La iglesia católica cumplió un rol protagónico en aquella atrocidad impulsada para homogeneizar la población en base a los valores, modos y costumbres europeas, porque manejó cientos de los internados en los que se recluía a los niños indígenas para separarlos de sus padres.
La separación de las familias tenía como objetivo la desaparición de las culturas ancestrales mediante la asimilación a la cultura del “hombre blanco”.
Se llamaban colegios residenciales y estaban situados a cientos de kilómetros, en muchos casos miles, de las reservas indígenas. Al crimen de la separación familiar y la culturización forzosa, se sumaron los abusos sexuales, tratos tortuosos y asesinatos que perpetraron los sacerdotes en los internados que controlaba la iglesia.
El genocidio cultural se ejecutó separando de sus familias a unos 150 mil niños, de los cuales al menos cuatro mil murieron en los internados religiosos por castigos físicos y otras formas de agresiones.
+ MIRÁ MÁS: El estallido social que puso la atención del mundo en Sri Lanka
No fue la iglesia católica la que denunció lo ocurrido durante un siglo. Aquel intento de eliminar culturas nativas y los abusos sexuales y tormentos aplicados en las escuelas residenciales religiosas, fueron denunciados por el Estado canadiense. Las investigaciones de las comisiones establecidas con tal fin mostraron las miles de muertes violentas, así como los abusos sexuales en esos internados que eran parte del sistema establecido para eliminar la cultura indígena.
El Kamloops Indian Residential School, en la Columbia Británica, fue el más grande de los 139 establecimientos de asimilación establecidos a fines del siglo XIX. Allí se encontraron 215 cadáveres de niños en una fosa común. A ese internado lo gestionó la iglesia católica hasta que el Estado de Ottawa lo intervino en 1969, denunciando el trato cruel a los niños.
Al “genocidio cultural” del que formó parte junto con instituciones anglicanas, la iglesia católica sumó una aberración propia.

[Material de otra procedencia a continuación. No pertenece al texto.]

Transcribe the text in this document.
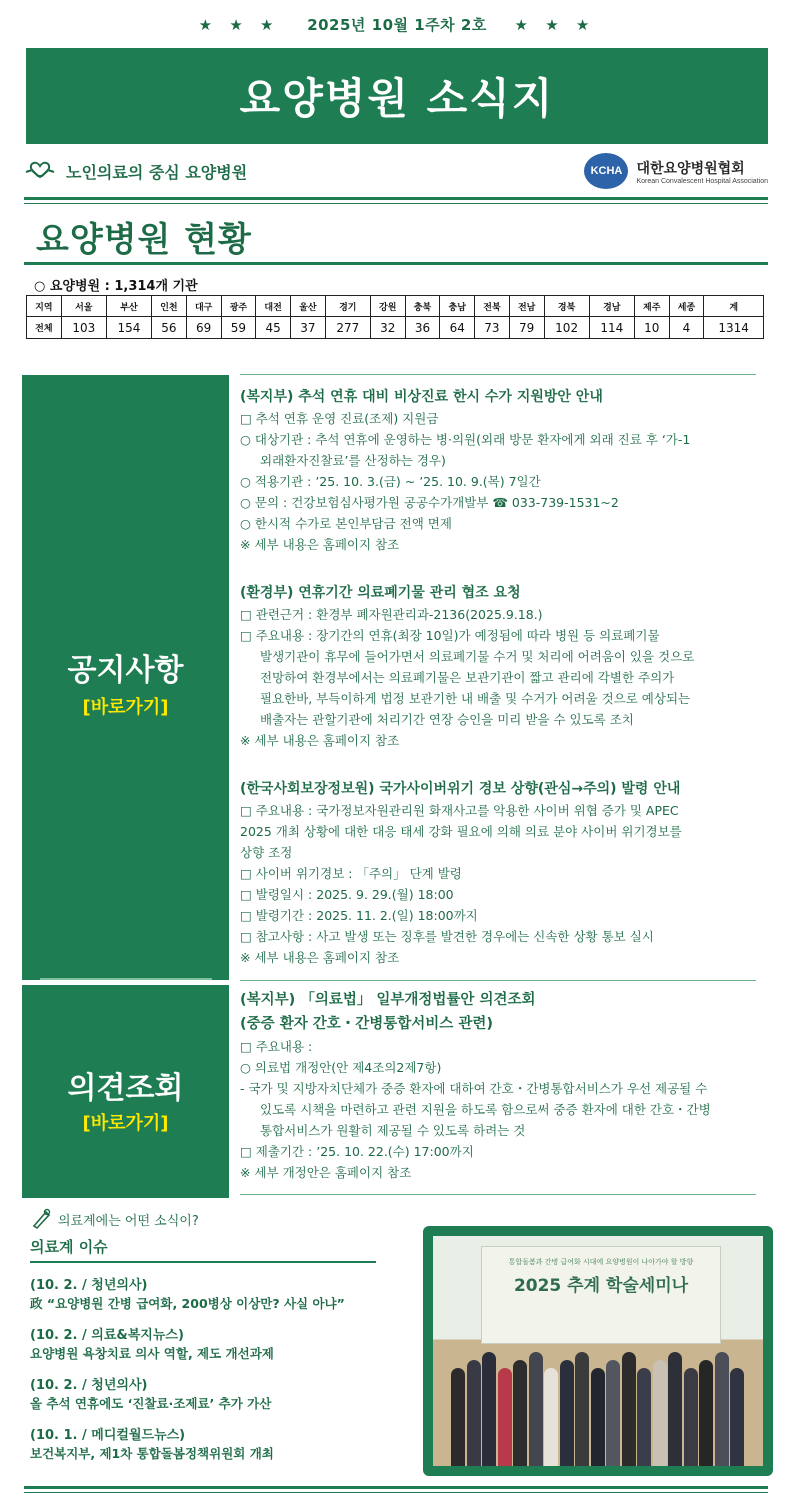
★ ★ ★ 2025년 10월 1주차 2호 ★ ★ ★
요양병원 소식지
노인의료의 중심 요양병원	KCHA	대한요양병원협회
Korean Convalescent Hospital Association
요양병원 현황
○ 요양병원 : 1,314개 기관
지역	서울	부산	인천	대구	광주	대전	울산	경기	강원	충북	충남	전북	전남	경북	경남	제주	세종	계
전체	103	154	56	69	59	45	37	277	32	36	64	73	79	102	114	10	4	1314
공지사항
[바로가기]
의견조회
[바로가기]
(복지부) 추석 연휴 대비 비상진료 한시 수가 지원방안 안내
□ 추석 연휴 운영 진료(조제) 지원금
○ 대상기관 : 추석 연휴에 운영하는 병·의원(외래 방문 환자에게 외래 진료 후 ‘가-1
외래환자진찰료’를 산정하는 경우)
○ 적용기관 : ’25. 10. 3.(금) ~ ’25. 10. 9.(목) 7일간
○ 문의 : 건강보험심사평가원 공공수가개발부 ☎ 033-739-1531~2
○ 한시적 수가로 본인부담금 전액 면제
※ 세부 내용은 홈페이지 참조
(환경부) 연휴기간 의료폐기물 관리 협조 요청
□ 관련근거 : 환경부 폐자원관리과-2136(2025.9.18.)
□ 주요내용 : 장기간의 연휴(최장 10일)가 예정됨에 따라 병원 등 의료폐기물
발생기관이 휴무에 들어가면서 의료폐기물 수거 및 처리에 어려움이 있을 것으로
전망하여 환경부에서는 의료폐기물은 보관기관이 짧고 관리에 각별한 주의가
필요한바, 부득이하게 법정 보관기한 내 배출 및 수거가 어려울 것으로 예상되는
배출자는 관할기관에 처리기간 연장 승인을 미리 받을 수 있도록 조치
※ 세부 내용은 홈페이지 참조
(한국사회보장정보원) 국가사이버위기 경보 상향(관심→주의) 발령 안내
□ 주요내용 : 국가정보자원관리원 화재사고를 악용한 사이버 위협 증가 및 APEC
2025 개최 상황에 대한 대응 태세 강화 필요에 의해 의료 분야 사이버 위기경보를
상향 조정
□ 사이버 위기경보 : 「주의」 단계 발령
□ 발령일시 : 2025. 9. 29.(월) 18:00
□ 발령기간 : 2025. 11. 2.(일) 18:00까지
□ 참고사항 : 사고 발생 또는 징후를 발견한 경우에는 신속한 상황 통보 실시
※ 세부 내용은 홈페이지 참조
(복지부) 「의료법」 일부개정법률안 의견조회
(중증 환자 간호・간병통합서비스 관련)
□ 주요내용 :
○ 의료법 개정안(안 제4조의2제7항)
- 국가 및 지방자치단체가 중증 환자에 대하여 간호・간병통합서비스가 우선 제공될 수
있도록 시책을 마련하고 관련 지원을 하도록 함으로써 중증 환자에 대한 간호・간병
통합서비스가 원활히 제공될 수 있도록 하려는 것
□ 제출기간 : ’25. 10. 22.(수) 17:00까지
※ 세부 개정안은 홈페이지 참조
의료계에는 어떤 소식이?
의료계 이슈
(10. 2. / 청년의사)
政 “요양병원 간병 급여화, 200병상 이상만? 사실 아냐”
(10. 2. / 의료&복지뉴스)
요양병원 욕창치료 의사 역할, 제도 개선과제
(10. 2. / 청년의사)
올 추석 연휴에도 ‘진찰료·조제료’ 추가 가산
(10. 1. / 메디컬월드뉴스)
보건복지부, 제1차 통합돌봄정책위원회 개최
통합돌봄과 간병 급여화 시대에 요양병원이 나아가야 할 방향
2025 추계 학술세미나
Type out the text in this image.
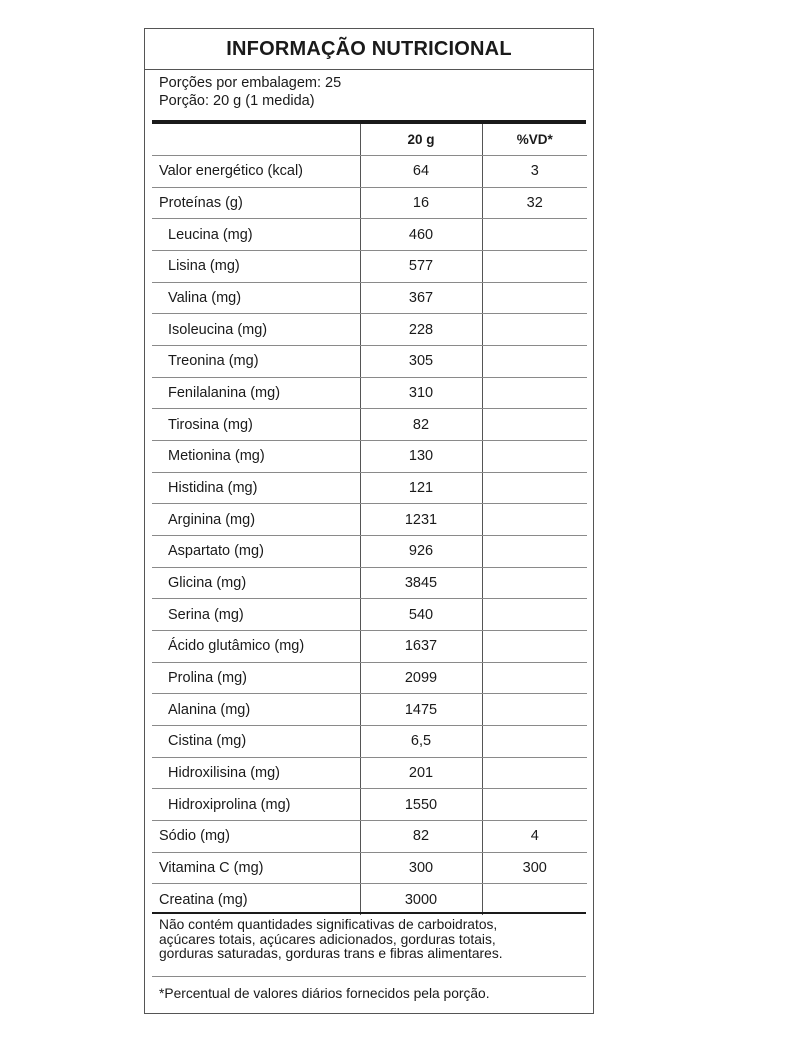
INFORMAÇÃO NUTRICIONAL
Porções por embalagem: 25
Porção: 20 g (1 medida)
	20 g	%VD*
Valor energético (kcal)	64	3
Proteínas (g)	16	32
Leucina (mg)	460	
Lisina (mg)	577	
Valina (mg)	367	
Isoleucina (mg)	228	
Treonina (mg)	305	
Fenilalanina (mg)	310	
Tirosina (mg)	82	
Metionina (mg)	130	
Histidina (mg)	121	
Arginina (mg)	1231	
Aspartato (mg)	926	
Glicina (mg)	3845	
Serina (mg)	540	
Ácido glutâmico (mg)	1637	
Prolina (mg)	2099	
Alanina (mg)	1475	
Cistina (mg)	6,5	
Hidroxilisina (mg)	201	
Hidroxiprolina (mg)	1550	
Sódio (mg)	82	4
Vitamina C (mg)	300	300
Creatina (mg)	3000	
Não contém quantidades significativas de carboidratos,
açúcares totais, açúcares adicionados, gorduras totais,
gorduras saturadas, gorduras trans e fibras alimentares.
*Percentual de valores diários fornecidos pela porção.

En el pedido de perdón que hizo el Papa en Canadá, usó la palabra “error”, término puede tener lógica aplicar sólo a la participación de la iglesia en el sistema de culturización forzosa. Fue evidentemente erróneo creer que era bueno para esos niños alejarlos de sus familias y tribus para formarlos como hombres blancos, si es que de verdad creían eso. Pero los abusos sexuales y los malos tratos no pueden considerarse un “error”, sino una perversión criminal perpetrada de manera intencional.
También en América Latina, durante la conquista y la colonización, la iglesia realizó culturizaciones que incluyeron crímenes. Desde entonces debieron existir los abusos sexuales que recién empezaron a conocerse en los albores de este siglo.
Si con la prensa empoderada por la democracia y el Estado secular, los abusos sexuales aún seguían cometiéndose, está claro que desde la todopoderosa iglesia medieval hasta la influyente iglesia decimonónica, esos crímenes sexuales habrán tenido porcentajes inmensamente superiores de víctimas a las conocidas a partir de que, en los primeros años de este siglo, el diario The Boston Globe develara lo que ocultaba la iglesia de Massachusetts.